Mexican Mafia show up in Nevada prisons
Thursday, Jan. 27, 2005 | 9:28 a.m.
CARSON CITY -- A branch of the Mexican Mafia is filtering into Nevada from California and is ending up in prisons here.
Jackie Crawford, director of the state Department of Corrections, said there are about 640 of the Hispanic gang members.
She told the legislative budget committees Wednesday this group is called "Surenos" and added, "We are not going to let them run our prison system."
Outside the hearing, she called them a "disruptive group" but declined to say where they are in prison. But she said they are descendents of families who were in the Mexican Mafia in California.
And they land in prison in Nevada for a variety of crimes. "It's part of clean-up-the-streets," in Las Vegas where the majority of the arrests are made, Crawford said.
"They love to decorate themselves," she said, displaying pictures of inmates with tattoos on their heads, back and chest. They favor the color blue.

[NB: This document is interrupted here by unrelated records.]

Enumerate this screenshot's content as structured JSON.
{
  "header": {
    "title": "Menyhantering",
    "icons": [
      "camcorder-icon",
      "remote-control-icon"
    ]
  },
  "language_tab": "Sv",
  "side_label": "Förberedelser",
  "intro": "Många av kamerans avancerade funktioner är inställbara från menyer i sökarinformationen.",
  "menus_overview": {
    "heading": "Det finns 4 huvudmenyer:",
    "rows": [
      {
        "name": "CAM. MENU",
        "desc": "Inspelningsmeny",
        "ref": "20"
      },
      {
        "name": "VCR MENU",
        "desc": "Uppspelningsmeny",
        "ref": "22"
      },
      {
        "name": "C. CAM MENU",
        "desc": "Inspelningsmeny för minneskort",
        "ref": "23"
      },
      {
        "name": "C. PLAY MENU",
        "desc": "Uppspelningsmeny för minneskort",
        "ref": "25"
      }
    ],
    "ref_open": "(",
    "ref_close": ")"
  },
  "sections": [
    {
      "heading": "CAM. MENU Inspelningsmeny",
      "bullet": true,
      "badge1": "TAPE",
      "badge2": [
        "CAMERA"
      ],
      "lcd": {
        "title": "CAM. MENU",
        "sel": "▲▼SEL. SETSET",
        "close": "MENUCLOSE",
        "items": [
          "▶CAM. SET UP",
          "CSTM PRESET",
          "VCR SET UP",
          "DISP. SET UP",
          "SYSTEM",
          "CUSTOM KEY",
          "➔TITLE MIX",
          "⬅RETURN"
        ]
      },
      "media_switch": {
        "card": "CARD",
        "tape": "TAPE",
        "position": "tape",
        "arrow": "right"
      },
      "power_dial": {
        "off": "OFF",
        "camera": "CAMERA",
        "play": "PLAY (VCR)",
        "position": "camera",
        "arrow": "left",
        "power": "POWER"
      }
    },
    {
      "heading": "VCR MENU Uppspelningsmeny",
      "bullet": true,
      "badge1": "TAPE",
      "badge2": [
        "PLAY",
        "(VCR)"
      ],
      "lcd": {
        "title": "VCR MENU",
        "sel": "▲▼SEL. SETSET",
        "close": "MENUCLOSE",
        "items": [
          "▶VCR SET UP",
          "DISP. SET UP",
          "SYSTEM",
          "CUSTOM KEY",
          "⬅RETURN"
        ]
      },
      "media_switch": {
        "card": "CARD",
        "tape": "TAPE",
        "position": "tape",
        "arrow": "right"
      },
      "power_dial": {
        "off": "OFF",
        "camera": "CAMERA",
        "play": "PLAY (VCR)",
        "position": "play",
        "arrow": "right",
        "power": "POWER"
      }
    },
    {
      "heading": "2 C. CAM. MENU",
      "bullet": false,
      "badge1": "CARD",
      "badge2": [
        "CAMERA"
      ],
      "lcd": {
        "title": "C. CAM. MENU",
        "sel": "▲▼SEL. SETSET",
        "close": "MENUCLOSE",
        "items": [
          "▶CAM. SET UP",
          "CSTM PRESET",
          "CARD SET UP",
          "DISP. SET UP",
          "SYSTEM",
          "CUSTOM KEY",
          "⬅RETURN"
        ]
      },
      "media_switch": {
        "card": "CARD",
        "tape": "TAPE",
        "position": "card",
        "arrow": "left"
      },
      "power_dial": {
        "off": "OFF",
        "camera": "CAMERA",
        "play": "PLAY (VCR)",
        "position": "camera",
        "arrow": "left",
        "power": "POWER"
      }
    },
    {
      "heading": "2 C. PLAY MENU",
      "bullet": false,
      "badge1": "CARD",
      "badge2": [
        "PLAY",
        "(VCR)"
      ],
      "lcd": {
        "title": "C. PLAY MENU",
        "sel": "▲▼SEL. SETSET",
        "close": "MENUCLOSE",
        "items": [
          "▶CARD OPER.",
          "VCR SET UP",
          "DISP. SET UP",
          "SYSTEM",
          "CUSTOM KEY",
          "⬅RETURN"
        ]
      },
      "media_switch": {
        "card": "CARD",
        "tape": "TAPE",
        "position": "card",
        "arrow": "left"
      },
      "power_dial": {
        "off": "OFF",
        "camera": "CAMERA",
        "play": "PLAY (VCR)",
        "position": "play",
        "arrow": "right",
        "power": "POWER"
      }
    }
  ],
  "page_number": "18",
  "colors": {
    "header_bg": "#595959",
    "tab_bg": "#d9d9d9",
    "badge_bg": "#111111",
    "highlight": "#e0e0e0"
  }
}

Crawford's comments were made when she and her staff appeared before the Assembly Ways and Means Committee and the Senate Finance Committee to detail a proposed $522.8 million budget, an increase of $82.9 million compared with the present biennium.
Figures presented to the committees show the cost per inmate of operating the system is $17,717 a year and that is expected to rise to $19,730 next fiscal year and $21,209 in fiscal-year 2007.
Fritz Schlottman of the department said the current population is more than 11,000 inmates and it is expected to rise by 418 next fiscal year and 376 the following year.
"We're out of beds," he told the committees.
Some of the prisons are operating at emergency capacity.
Besides more staff, Crawford said the proposed 10 percent raise for correctional officers will help the system attract and keep staff.
Schlottman said the consulting firm that predicted the prison population for the present two years made a "big miss" in the projections. For instance this fiscal year the consultant predicted a 1.4 percent increase in inmates and the number has grown by 7 percent.
Legislators asked if the new inmates arriving were convicted of the tougher crimes such as murder. But Schlottman said it was a "softer distribution."
Most of those coming in were convicted of larceny, car theft or burglary, he said, adding that the first year of the economic recovery may have fueled the crimes.
Gov. Kenny Guinn has proposed spending $20 million to reopen the mothballed prison at Jean and $58.6 million for three housing units at the High Desert State Prison for 600 inmates. The governor has also included $1.8 million in advance planning money for a 1,500-bed prison that would be opened in October 2010.
Inmates from Wyoming and Washington that have been housed in Nevada will be returned to their states to make room for the Nevada prisoners.